Sickle cell disease (SCD) is a group of inherited red blood cell disorders. Red blood cells contain hemoglobin, a protein that carries oxygen. Healthy red blood cells are round, and they move through small blood vessels carrying oxygen to all parts of the body. In a person who has sickle cell disease, the hemoglobin is abnormal, the blood cells become hard and sticky and look like a C-shaped farm tool called a sickle. Sickle cells die quicker than normal red blood cells causing a constant shortage of red blood cells. The normal lifecycle of red blood cells is 120 days. Sickle cell red blood cells only live 16 days. When sickle cells travel through small blood vessels, they get stuck and clog the blood flow. Tissue that does not receive a normal blood supply eventually becomes damaged. There is currently no universal cure for SCD.

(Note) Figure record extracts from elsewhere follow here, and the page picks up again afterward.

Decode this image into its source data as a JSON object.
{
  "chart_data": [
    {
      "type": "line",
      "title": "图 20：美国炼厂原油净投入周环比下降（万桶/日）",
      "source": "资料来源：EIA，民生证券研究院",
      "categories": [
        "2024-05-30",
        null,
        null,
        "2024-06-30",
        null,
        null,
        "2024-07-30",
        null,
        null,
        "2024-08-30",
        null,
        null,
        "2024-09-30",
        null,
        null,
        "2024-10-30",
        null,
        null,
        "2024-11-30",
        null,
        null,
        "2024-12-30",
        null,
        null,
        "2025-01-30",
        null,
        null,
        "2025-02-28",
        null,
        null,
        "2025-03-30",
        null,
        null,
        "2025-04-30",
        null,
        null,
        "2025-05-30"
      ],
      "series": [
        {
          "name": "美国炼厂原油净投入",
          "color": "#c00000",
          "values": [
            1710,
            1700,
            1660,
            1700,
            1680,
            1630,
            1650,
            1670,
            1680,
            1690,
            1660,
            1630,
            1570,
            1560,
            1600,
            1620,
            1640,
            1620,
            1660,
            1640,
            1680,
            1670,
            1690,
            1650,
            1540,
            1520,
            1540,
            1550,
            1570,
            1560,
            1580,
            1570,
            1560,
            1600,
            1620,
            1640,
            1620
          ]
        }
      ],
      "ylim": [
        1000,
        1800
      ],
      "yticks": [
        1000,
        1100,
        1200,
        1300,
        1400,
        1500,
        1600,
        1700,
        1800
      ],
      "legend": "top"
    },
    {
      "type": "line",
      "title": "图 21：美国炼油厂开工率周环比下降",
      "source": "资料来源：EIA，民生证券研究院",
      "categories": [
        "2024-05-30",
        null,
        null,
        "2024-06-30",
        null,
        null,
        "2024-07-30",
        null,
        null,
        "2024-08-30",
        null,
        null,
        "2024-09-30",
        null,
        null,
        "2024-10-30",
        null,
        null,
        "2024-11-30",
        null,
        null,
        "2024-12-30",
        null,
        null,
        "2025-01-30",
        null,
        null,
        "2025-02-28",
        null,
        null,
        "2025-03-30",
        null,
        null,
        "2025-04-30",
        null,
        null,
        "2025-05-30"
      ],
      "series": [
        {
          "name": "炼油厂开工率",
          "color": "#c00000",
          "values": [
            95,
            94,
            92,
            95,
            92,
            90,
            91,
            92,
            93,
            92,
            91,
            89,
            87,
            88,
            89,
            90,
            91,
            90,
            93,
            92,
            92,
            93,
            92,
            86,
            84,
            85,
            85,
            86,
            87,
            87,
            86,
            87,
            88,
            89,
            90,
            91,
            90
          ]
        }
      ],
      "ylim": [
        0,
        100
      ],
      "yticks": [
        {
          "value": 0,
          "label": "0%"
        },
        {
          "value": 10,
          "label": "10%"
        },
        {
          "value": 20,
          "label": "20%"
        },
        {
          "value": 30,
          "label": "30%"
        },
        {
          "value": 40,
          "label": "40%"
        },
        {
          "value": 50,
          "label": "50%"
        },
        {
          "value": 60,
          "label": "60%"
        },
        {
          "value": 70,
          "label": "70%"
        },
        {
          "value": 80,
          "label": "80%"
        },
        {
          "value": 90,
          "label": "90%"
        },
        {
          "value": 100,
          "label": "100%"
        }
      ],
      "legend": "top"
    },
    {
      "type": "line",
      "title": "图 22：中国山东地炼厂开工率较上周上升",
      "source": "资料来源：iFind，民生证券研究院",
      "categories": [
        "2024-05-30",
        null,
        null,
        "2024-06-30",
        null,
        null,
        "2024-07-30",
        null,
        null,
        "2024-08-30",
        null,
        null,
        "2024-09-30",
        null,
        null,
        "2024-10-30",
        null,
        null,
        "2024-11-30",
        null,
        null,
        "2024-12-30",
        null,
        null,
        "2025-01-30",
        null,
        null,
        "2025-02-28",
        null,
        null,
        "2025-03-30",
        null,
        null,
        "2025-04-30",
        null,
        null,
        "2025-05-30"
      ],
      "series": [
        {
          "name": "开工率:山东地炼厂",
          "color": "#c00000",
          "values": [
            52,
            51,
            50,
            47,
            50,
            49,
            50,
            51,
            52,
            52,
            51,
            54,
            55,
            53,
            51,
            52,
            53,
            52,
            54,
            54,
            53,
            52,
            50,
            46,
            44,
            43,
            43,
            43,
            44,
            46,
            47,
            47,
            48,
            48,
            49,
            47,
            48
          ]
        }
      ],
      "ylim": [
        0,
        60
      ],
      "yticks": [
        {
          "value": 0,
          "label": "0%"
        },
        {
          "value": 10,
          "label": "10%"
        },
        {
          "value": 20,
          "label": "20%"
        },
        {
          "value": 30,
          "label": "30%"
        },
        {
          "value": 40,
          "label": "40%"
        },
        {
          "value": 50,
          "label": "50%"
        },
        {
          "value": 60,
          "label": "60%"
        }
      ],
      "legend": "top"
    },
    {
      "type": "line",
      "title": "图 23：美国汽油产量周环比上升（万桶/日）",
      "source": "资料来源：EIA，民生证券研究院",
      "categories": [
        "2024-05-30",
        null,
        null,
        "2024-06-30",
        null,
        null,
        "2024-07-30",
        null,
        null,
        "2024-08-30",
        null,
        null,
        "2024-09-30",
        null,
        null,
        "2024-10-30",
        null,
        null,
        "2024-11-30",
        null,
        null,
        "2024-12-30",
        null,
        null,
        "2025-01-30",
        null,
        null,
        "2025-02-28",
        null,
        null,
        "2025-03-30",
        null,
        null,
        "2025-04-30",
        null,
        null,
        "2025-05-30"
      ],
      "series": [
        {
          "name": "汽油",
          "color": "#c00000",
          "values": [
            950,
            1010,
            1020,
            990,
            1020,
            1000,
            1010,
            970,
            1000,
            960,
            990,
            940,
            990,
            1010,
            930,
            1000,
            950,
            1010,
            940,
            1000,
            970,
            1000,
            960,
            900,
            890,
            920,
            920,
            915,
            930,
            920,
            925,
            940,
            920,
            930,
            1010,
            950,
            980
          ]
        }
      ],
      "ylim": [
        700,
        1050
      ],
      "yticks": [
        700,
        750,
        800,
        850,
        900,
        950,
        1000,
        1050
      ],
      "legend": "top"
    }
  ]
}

Most people associate sickle cell as being an African-American disease. SCD affects Hispanics, Asians, and Pacific islanders. As well as men and women equally. The Center for Disease Control and Prevention (CDC) estimates for every 100,000 American births:
1/365 are African Americans
1/16300 are Hispanics
1/25800 are Pacific Islanders
1/41600 are non-Hispanic
People who have SCD can sometimes have vision problems. Blood cells that change shape or “sickle” can get trapped in the tiny blood vessels, blocking the blood flow to the retina. Patients with SCD are prone to develop Vaso-occlusive crises in the conjunctiva, iris, or retina, leading to complications. Vaso-occlusive crises (VOC) occur when sickled red blood cells block blood flow to the point the tissues become deprived of oxygen. Causing an inflammatory response as the body tries to fix itself.